Unlike the other two tools, K8S manages atomic objects that are not containers, but pods. The official documentation defines a POD as a collection of one or more containers that share storage and network, and describes how to run those containers, so POD is really an abstract concept. All k8S operations on containers, such as dynamic scaling and monitoring, are actually management of pods. So what’s the benefit of this layer of abstraction? As mentioned above, containers are essentially special processes. Imagine a Web service where logs generated by web application processes need to be processed by big data Agent processes. If this business wants to be containerized, it usually does two things. One is to separate two containers and mount the same directory on the host to store logs. The other is the operating system-level container or container it is handling as an enterpoint for web services and Agent processes. In the former way, the two containers are framed on the host. To realize the horizontal expansion and scaling of business instances, the operation and storage mount of the two containers should be considered, which is relatively complicated logically. In the latter case, you’re running an additional container process for each container, and more importantly, because entryPoint is the container process, the Web application and big data Agent are invisible to Docker. While the container is still alive, Docker considers the container to be healthy, even if the Nginx is running on error and restarts frequently.
Let’s see what happens when we use the pod concept. There are two container instances of Web service process and big data Agent in a POD. Firstly, the container instance in POD shares storage and network namespace, that is to say, the storage data of these two processes is directly shared without additional mounting action. Second, the POD is managed as a whole by K8S, which monitors the status of each container in the POD and automatically intervenes if there is a problem according to the policy. In this sense, a POD is more like a traditional virtual machine.
- The second and more important aspect of the K8S declarative API is that the K8S declarative API (swarm swarm new version also support, the same did not play, I will not go into details). What is a declarative API? Refer to the description file in the system diagram above. For example, if I need to run 10 Web service containers in a cluster, the traditional imperative API calls commands step by step to build the container. With the declarative API, K8S will automatically keep the number of Web cluster instances at 10 by telling K8S I want 10 Web containers, and when a POD exits with a problem, K8S will automatically restart the new pod so that the cluster always has 10 POD instances running. This makes it easy to manage a cluster by describing the desired cluster state through a configuration file without worrying about the implementation process.
Finally, to sum up:
- Why Dokcer: Using container technology to run applications is more efficient, lightweight and resource-saving than the original physical machine and virtual machine, and greatly facilitates application deployment and distribution in different environments.

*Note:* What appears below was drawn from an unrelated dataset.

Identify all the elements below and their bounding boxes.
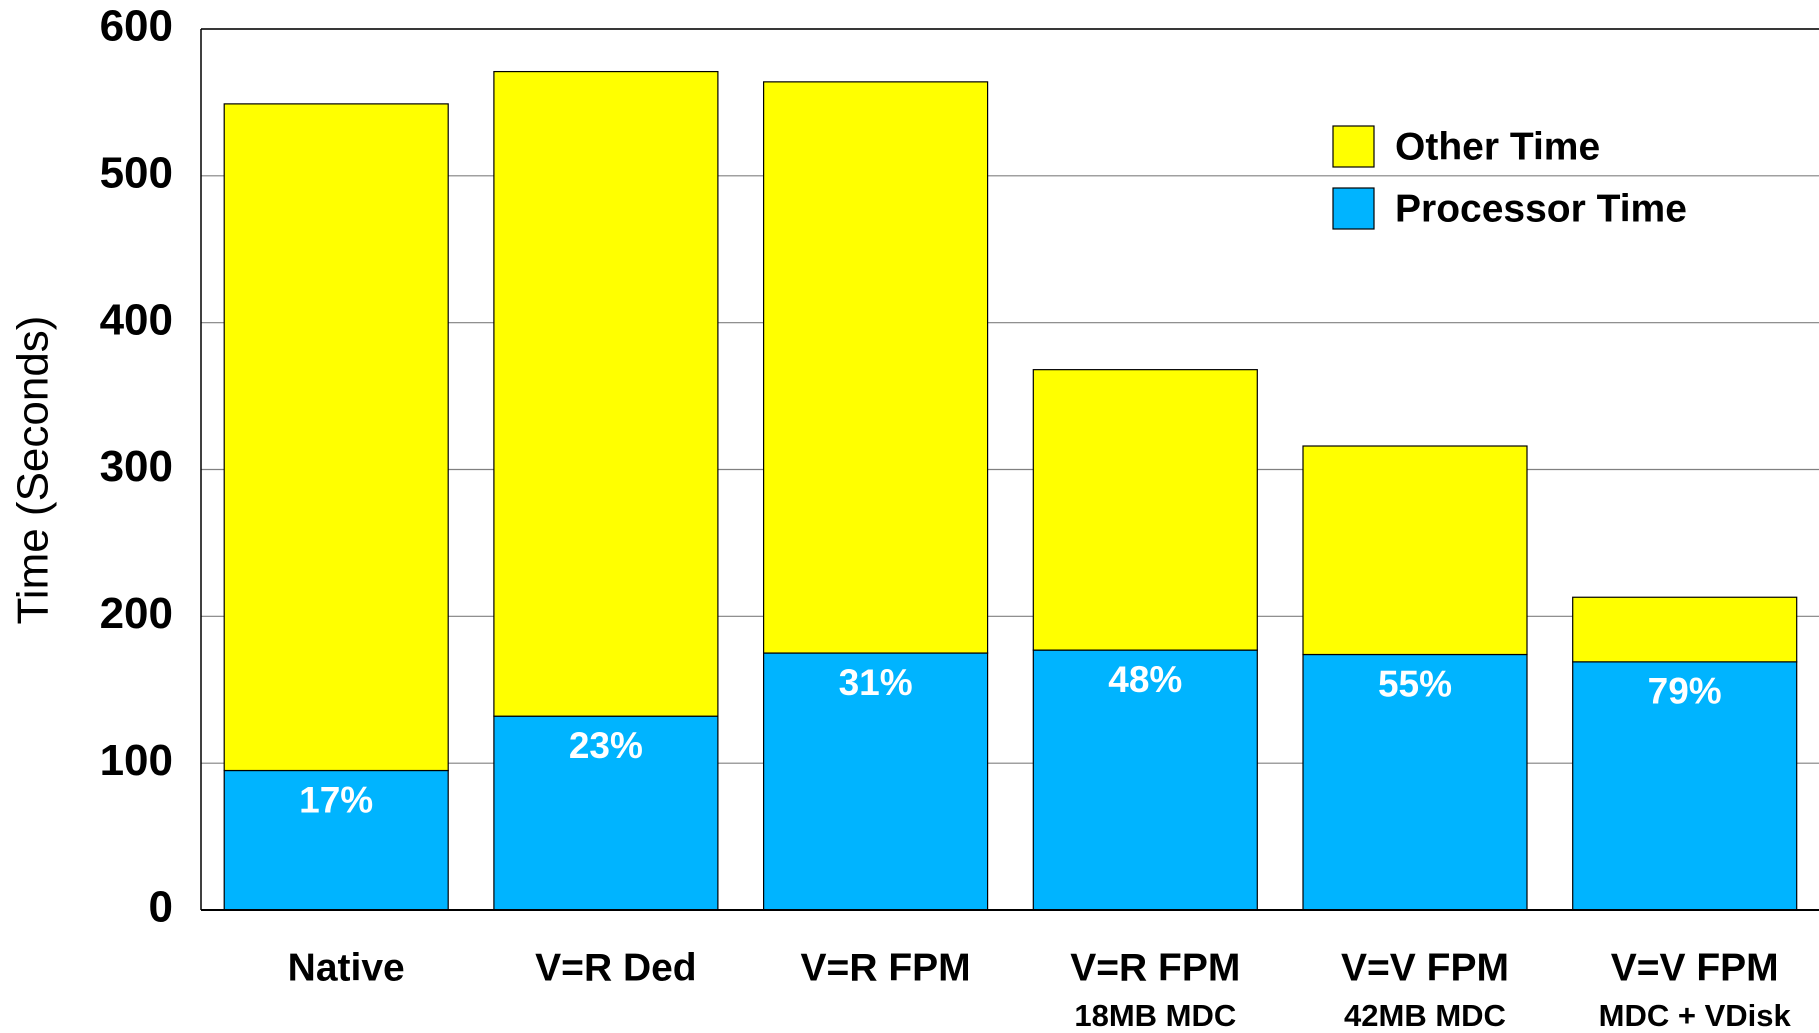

- Why Kubernetes: It is not enough for production cluster to only run containers, but also to orchestrate and manage container applications as a cluster of business systems. Some advantages of K8S make it the de facto standard of container cluster orchestration management tools at present. Last but not least, Docker is not alone in container technology, and Kubernetes is not just managing Docker containers. However, they are currently the most mainstream container technology solutions in terms of market share, application, and popularity in the development community, and there is little need to consider other container technologies in terms of production environment.